Amore a prima vista

Pubblicato il 15 settembre 2019 da antonella landi

Vero o no che con le case è come con gli umani? Un giorno ne vedi una e pensi: eccola, è lei, è la mia. Quella casa prende subito a parlarti, a sussurrarti: prendimi… prendimi… sono io, sono quella giusta, quella che cercavi, sono la casa dei tuoi sogni. Ma una casa non è mica una maglietta, che in cinque minuti la vedi, la provi, senti che ti calza e te la compri. Con una casa ci devi un po’ pensare, rimuginare, tornare a casa tua e sentire che quella là ti parla ancora, ti seguita a ronzare dentro il capo, mentre inizi a guglare come arredare un terrazzo, come sistemare una veranda tutta vetri, come costruire un lettone coi materiali da recupero, come trasformare una Singer in una base per il lavandino in bagno. La notte ti addormenti vagando mentalmente per le sette stanze immense di quella grande casa, che sta proprio nel quartiere che piace tanto a te, vicina al centro ma non dentro il casino, vicina al mare che ci arriveresti in pochi passi, e lungo la sua via tutti i negozini di cui avresti bisogno nella quotidianità, la bottega per gli animali, il panaio più buono di tutta la città, il fruttivendolo che non ti spenna, l’alimentari vecchio stile con i prodotti locali e genuini, il porto mediceo a un tiro di schioppo per scendere a comprare il pesce di giornata. La mattina ti svegli e il primo pensiero è lei, quella casa possente e immobile che hai lasciato in quel punto preciso della strada, sull’incrocio, dove sai che presto la ritroverai perché tornerai a vederla. E scorri la raffica di foto che hai scattato, e allarghi sul particolare, il battiscopa, l’angolino sbertucciato, i pavimenti di una volta, i panorami dalle finestre antiche.

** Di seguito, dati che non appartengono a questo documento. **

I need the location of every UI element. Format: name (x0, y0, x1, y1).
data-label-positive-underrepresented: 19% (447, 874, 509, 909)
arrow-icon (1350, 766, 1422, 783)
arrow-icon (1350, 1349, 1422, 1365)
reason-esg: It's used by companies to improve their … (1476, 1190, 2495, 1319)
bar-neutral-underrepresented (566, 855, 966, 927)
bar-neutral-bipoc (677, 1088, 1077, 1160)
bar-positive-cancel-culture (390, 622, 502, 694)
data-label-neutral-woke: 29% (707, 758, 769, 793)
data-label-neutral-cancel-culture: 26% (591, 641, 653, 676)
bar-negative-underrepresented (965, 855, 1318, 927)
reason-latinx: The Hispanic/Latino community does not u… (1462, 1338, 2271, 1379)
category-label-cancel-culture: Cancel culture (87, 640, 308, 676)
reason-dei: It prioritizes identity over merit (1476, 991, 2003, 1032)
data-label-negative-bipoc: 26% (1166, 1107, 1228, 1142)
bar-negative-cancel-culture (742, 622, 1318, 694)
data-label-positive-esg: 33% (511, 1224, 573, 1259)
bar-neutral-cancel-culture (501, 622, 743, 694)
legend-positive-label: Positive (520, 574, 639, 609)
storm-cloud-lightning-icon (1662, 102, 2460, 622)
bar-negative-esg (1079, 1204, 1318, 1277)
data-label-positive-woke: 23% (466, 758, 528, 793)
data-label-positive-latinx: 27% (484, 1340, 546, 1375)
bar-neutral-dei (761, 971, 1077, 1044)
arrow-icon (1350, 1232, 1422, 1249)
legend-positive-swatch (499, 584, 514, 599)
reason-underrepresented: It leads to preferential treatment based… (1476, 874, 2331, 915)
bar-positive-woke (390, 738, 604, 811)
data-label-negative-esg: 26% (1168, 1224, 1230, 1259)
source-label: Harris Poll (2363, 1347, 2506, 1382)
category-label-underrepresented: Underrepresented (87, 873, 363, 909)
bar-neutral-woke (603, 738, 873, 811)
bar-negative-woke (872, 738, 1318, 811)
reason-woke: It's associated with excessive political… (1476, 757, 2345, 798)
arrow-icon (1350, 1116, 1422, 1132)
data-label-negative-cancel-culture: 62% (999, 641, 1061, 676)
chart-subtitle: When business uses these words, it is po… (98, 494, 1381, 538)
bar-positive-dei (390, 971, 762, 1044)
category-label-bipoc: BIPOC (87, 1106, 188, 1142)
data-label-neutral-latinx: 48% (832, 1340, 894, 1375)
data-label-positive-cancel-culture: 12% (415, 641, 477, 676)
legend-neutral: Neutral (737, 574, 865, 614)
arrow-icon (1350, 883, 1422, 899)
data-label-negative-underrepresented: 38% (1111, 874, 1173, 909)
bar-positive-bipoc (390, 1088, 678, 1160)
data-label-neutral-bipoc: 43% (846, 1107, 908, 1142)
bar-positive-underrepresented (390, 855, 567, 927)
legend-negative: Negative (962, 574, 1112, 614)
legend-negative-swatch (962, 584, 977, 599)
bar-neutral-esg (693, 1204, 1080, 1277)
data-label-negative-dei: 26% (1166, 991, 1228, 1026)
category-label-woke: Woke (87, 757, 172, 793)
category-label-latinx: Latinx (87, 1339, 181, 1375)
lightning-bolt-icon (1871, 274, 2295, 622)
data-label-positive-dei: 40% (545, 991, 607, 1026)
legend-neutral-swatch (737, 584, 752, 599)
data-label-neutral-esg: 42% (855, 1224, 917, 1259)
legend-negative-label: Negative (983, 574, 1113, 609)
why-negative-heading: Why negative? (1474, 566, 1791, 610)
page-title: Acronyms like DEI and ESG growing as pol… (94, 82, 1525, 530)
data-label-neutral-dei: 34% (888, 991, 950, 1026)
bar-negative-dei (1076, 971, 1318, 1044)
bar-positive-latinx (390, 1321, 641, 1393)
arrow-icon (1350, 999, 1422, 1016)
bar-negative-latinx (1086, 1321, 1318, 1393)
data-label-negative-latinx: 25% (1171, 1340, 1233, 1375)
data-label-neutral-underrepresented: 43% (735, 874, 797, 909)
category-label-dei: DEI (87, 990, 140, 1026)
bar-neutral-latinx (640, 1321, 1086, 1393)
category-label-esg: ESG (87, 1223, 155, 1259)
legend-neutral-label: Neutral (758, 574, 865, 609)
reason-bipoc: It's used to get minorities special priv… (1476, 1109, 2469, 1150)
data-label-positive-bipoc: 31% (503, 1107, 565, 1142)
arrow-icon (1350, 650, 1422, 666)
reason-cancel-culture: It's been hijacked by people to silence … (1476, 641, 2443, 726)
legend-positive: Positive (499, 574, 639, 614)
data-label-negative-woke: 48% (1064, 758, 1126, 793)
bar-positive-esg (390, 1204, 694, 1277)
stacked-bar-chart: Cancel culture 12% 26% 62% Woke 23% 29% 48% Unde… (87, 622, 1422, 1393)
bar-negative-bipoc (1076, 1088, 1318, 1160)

Vai a trovare il babbo e glielo racconti, lui all’inizio sgrana gli occhi e dice: ma che fai sul serio?! E poi però quando la vede dice: madonna bella! E t’appoggia, t’incoraggia, ti dice: vai, fallo, hai ragione, ne vale la pena. Al Collegio dei Docenti lo racconti ai colleghi che c’hai accanto e uno dice: il lettone coi materiali di recupero te lo costruisco io. Un altro: io ti regalo quel mobile di gusto industriale che non posso più tenere e che ti ci starebbe proprio bene. E un altro: anch’io in cantina ho diversa roba che potresti recuperare e restituire a nuova vita. Intanto io quella casa l’arredo mentalmente, la monto, la smonto e la rimonto mille volte, il tavolo bianco rotondo lo metto lì, la vetrina del 1914 di là, il mobile del collega in una delle due camere, la mia grande libreria nello studio luminoso.
Chiami la banca, contatti il Fondo Espero, metti insieme la somma che puoi raggiungere, per una volta nella vita hai voglia di mattoni tuoi, la vocazione congenita al nomadismo abitativo ti abbandona lentamente, sei pronta, attempata ma pronta, a fare il passo che quasi tutti fanno da giovani e che tu hai sempre detto di non voler fare perché hai sempre pensato che niente in questa vita è nostro, solo la terra, il cielo, il mare, e quelli già ce li hai.
Ora però quella casa favolosa senti di volerla, senti di potertela permettere, sai che potrebbe cambiare la tua vita, e sai che sarebbe una vita ancora migliore. E quindi chiami l’agente immobiliare che te l’ha mostrata e gli dici: torno a vederla, la vorrei, anzi la voglio, vediamoci domani, alle 11, sul portone, all’angolo, come una settimana fa, ok?
E quando lui ti dice che un’altra agenzia l’ha già venduta, è come se quella casa ti cascasse tutta addosso, all’improvviso, sopra il cuore.